Neue Männer hat das Land schon seit geraumer Zeit. Und ich frage mich - als Mann -, was um Gottes Willen ist an dieser nüchternen Analyse prekärer sexueller Zustandsbeschreibung weiblicher Erfahrungswelt geschuldet? Es könnte allerdings auch so sein, dass die weiblichen Anteile in mir wachgerufen werden - zumal, wenn wir in der dritten Frage von KBB erfahren, dass alte Vorurteile und Rollenzuschreibungen zur Disposition stehen:
"Frauen seien von Natur aus das promiskere Geschlecht. Nur Erziehung und kulturelle Prägung stünden ihrem Wunsch nach sexueller Abwechslung im Wege, behauptet der amerikanische Autor Daniel Bergner (Die versteckte Lust der Frauen). Können Sie das aus ihrer Praxis bestätigen?"
Und AE räumt ein, dass Bergner mit dieser These einen wunden Punkt "der patriarchalischen Unterdrückung weiblicher Sexualität in der jüdisch-christlichen Kulturgeschichte trifft". Und ich bekomme eine Bestätigung dafür, warum ich die bigotten, verpissten Kirchenväter samt ihrem peccatum originale lieber auf dem Scheiterhaufen gesehen hätte als die von der Inquisition verurteilten, geschändeten und verbrannten Hexen und Hexer. AE wird dann wieder versöhnlicher und definiert und individualisiert ihre therapeutische Message, indem sie bekennt:
"Das Spannende für mich besteht darin, die Frau in eine Stimmigkeit mit sich selbst zu begleiten." Das könne ein Entdecken der eigenen Geilheit bedeuten oder ein "Zugewinn an Erregungskompetenzen und Befreiung von Scham". Es könne genauso bedeuten, "mehr über die erotischen Reize kultureller Prägungen und Verbote bei sich selbst zu erfahren, sie vielleicht sogar als erotisches Potenzial zu entdecken...".
Das ist gute Heidelberger Schule à la Uli Clement (in diesem Beitrag findet Ihr eine Fülle von Verlinkungen, die meine Auseinandersetzung mit dem Tabuthema Sexualität repräsentieren). Mir hat es jedenfalls geholfen, die scham- und schuldbesetzten Anteile zu wecken und zu transformieren in eine offenere Haltung einer seit Kindesbeinen an mit Schuldgefühlen besetzten und letztlich blockierten Sexualität gegenüber.
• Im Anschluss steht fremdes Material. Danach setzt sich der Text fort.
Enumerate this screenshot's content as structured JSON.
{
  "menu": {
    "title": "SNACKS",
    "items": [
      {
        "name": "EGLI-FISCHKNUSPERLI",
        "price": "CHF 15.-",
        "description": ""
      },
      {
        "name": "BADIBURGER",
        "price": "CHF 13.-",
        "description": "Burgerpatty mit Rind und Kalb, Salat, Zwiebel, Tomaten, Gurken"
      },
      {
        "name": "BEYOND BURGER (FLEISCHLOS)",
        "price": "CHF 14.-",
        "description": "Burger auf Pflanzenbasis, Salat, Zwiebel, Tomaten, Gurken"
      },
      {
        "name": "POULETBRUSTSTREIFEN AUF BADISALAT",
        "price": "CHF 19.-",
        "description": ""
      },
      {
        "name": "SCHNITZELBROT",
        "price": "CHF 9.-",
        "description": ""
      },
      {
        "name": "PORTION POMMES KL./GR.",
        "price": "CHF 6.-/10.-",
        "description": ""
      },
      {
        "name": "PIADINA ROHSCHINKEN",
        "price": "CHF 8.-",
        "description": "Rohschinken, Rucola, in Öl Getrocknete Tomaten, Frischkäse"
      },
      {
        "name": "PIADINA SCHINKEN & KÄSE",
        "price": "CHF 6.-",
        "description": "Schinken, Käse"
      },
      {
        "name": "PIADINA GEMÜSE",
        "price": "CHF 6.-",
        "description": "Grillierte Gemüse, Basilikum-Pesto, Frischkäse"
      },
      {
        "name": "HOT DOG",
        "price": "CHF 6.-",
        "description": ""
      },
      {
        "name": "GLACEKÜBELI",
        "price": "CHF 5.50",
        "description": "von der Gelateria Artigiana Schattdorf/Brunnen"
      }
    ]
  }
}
Die Krönung des knappen Interviews resultiert aus einem paradox erscheinenden Versuch - eben gute "Heidelberger Schule" - Lustlosigkeit zu utilisieren! "Lustlosigkeit als eine Kompetenz zu begreifen, lautet eine der zentralen Botschaften des Buches, das Sie herausgegeben haben. Was ist damit gemeint? Auf diese Frage KBBs gibt AE eine typische Antwort, die "Lustlosigkeit" nicht zum Feindbild stilisiert, sondern um Akzeptanz wirbt:
"Häufig haben Frauen ein schlechtes Gewissen mit ihrem Nein. Ihnen zu helfen, zunächst ihr Nein zu bejahen als Ausdruck ihrer Autonomie, schafft überhaupt erst die Voraussetzung für ein selbstbestimmtes Ja. Lustlosigkeit kann ausdrücken: So will ich es nicht, jetzt nicht, noch nicht, mit dir nicht, nicht unter diesen Bedingungen."
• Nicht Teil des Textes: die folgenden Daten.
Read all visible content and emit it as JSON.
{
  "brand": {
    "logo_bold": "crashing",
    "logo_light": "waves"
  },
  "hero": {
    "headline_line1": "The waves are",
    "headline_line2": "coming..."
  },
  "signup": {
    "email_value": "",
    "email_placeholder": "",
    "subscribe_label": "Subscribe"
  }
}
Ich folge AE: Das ist ein attraktives Beratungsziel: "Nichtwollen und Wollen deutlicher wahrzunehmen und auszudrücken, damit nicht eine sexuelle Funktionsfähigkeit hergestellt wird, sondern die Frau eine Erotik erleben kann, die es wert ist, gewollt zu werden."
Warum sollte man Männer da ausnehmen - in diesem Spiel, das nur zu Zweit geht?